On March 9, Politico reported that the State Department was considering designating at least one violent white supremacist group as a foreign terrorist organization. The most likely candidate at the time, according to officials, was the Atomwaffen Division (AWD), a neo-Nazi organization responsible for the murder of a gay Jewish teenager and several plots to attack nuclear power facilities.

The designation of the AWD wouldn’t have had many practical consequences from a counterterrorism perspective. Six AWD members have been convicted and sentenced under existing U.S. law, and the FBI arrested five more alleged AWD members in February. The organization was already decimated by the time the State Department pondered a designation.

Still, designating the AWD would have been a more significant policy maneuver than designating RIM. This is because the AWD operated primarily in the United States, though it also has cells in Canada, Germany and elsewhere.
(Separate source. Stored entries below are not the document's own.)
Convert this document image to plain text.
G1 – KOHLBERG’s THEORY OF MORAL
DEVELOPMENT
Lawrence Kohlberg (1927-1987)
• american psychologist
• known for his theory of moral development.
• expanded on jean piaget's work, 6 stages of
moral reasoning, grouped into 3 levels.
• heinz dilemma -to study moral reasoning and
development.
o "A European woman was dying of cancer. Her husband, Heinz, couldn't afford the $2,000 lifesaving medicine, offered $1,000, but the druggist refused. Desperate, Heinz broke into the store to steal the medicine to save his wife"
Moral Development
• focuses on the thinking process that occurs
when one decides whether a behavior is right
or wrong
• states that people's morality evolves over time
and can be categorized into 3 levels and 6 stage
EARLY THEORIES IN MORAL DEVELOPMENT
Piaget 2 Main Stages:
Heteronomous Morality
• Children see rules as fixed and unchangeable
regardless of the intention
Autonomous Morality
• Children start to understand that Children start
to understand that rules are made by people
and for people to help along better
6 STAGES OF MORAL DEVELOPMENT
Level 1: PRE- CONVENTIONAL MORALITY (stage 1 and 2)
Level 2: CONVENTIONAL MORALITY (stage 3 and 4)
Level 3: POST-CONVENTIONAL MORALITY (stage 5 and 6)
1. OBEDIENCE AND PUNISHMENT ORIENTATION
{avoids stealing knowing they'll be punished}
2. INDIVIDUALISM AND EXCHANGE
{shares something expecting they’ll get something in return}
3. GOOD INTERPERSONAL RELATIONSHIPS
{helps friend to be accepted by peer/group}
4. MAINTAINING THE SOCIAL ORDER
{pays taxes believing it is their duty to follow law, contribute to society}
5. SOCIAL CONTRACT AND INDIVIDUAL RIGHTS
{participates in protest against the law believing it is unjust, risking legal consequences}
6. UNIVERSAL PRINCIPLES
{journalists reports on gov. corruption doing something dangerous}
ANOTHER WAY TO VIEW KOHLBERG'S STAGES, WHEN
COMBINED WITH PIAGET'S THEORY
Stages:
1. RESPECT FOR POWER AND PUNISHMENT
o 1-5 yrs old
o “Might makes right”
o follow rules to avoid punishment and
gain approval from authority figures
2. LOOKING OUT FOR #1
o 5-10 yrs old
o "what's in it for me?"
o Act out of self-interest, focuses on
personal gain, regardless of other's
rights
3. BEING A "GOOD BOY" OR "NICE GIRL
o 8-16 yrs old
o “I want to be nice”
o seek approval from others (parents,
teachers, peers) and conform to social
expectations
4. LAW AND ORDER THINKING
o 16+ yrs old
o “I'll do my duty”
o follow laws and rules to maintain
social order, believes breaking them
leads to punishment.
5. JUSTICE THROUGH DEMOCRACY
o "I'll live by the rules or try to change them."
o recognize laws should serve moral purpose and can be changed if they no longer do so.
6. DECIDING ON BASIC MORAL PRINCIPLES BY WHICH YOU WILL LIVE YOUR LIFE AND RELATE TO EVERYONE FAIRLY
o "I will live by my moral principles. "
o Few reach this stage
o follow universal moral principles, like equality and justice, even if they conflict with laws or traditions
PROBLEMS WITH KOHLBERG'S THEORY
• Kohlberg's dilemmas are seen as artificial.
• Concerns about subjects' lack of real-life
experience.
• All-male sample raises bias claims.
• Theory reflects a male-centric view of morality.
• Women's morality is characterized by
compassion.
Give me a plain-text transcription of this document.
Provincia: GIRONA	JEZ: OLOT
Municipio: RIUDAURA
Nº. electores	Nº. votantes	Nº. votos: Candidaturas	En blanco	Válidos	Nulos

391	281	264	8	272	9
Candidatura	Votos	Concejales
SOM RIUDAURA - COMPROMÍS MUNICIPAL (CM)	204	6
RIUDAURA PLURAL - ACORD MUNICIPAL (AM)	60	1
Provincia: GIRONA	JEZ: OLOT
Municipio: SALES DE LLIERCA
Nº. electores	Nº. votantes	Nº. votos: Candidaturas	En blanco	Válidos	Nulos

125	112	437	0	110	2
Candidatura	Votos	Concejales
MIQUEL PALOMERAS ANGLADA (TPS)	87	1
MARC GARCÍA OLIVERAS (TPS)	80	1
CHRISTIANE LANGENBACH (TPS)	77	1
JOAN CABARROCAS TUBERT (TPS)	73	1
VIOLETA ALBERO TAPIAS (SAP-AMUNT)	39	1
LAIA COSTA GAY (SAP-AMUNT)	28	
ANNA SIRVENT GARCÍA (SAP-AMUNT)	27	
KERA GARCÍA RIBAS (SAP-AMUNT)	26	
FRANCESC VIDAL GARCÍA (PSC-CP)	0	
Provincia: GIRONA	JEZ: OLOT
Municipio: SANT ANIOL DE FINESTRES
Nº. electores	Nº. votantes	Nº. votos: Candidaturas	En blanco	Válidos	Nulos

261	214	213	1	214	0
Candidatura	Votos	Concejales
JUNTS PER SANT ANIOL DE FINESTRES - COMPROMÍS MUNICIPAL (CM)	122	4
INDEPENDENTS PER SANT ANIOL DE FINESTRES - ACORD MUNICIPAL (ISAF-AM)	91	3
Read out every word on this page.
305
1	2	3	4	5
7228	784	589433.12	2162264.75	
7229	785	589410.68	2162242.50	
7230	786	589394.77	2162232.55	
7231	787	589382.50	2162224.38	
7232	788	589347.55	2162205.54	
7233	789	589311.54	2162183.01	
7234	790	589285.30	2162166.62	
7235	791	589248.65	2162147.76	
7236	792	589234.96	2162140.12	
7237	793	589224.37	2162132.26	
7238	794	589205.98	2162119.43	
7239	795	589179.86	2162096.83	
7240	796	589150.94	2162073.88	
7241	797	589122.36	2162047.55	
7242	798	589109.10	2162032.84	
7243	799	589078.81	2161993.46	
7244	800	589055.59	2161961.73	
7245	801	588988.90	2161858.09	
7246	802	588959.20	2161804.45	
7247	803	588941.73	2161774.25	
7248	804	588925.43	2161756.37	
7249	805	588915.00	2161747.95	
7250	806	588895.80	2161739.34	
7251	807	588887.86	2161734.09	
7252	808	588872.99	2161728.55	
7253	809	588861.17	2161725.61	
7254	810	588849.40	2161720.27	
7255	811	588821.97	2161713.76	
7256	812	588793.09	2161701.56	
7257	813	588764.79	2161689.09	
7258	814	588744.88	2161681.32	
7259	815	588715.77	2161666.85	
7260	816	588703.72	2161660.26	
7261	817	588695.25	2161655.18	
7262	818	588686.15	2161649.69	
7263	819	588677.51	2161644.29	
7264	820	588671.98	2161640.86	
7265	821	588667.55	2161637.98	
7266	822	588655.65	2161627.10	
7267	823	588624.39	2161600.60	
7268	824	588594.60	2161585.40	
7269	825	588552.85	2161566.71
Rules for terrorist designation in the United States require designees to be foreign entities, and the State Department has historically interpreted this to mean organizations based outside the country. Still, not treating domestic white supremacist violence as “terrorism” reduces the credibility of the Trump administration’s claim that countering white supremacy is “a top priority.”

What this all means is that the administration’s designation of RIM is less consequential than media reports suggest. The United States has not legally designated a white supremacist organization as a “foreign terrorist organization.” It didn’t choose to apply its first white supremacist terrorist designation — a symbolically important move — to a particularly well-known organization. And this designation alone does not demonstrate that the United States treats white supremacist violence as a serious threat.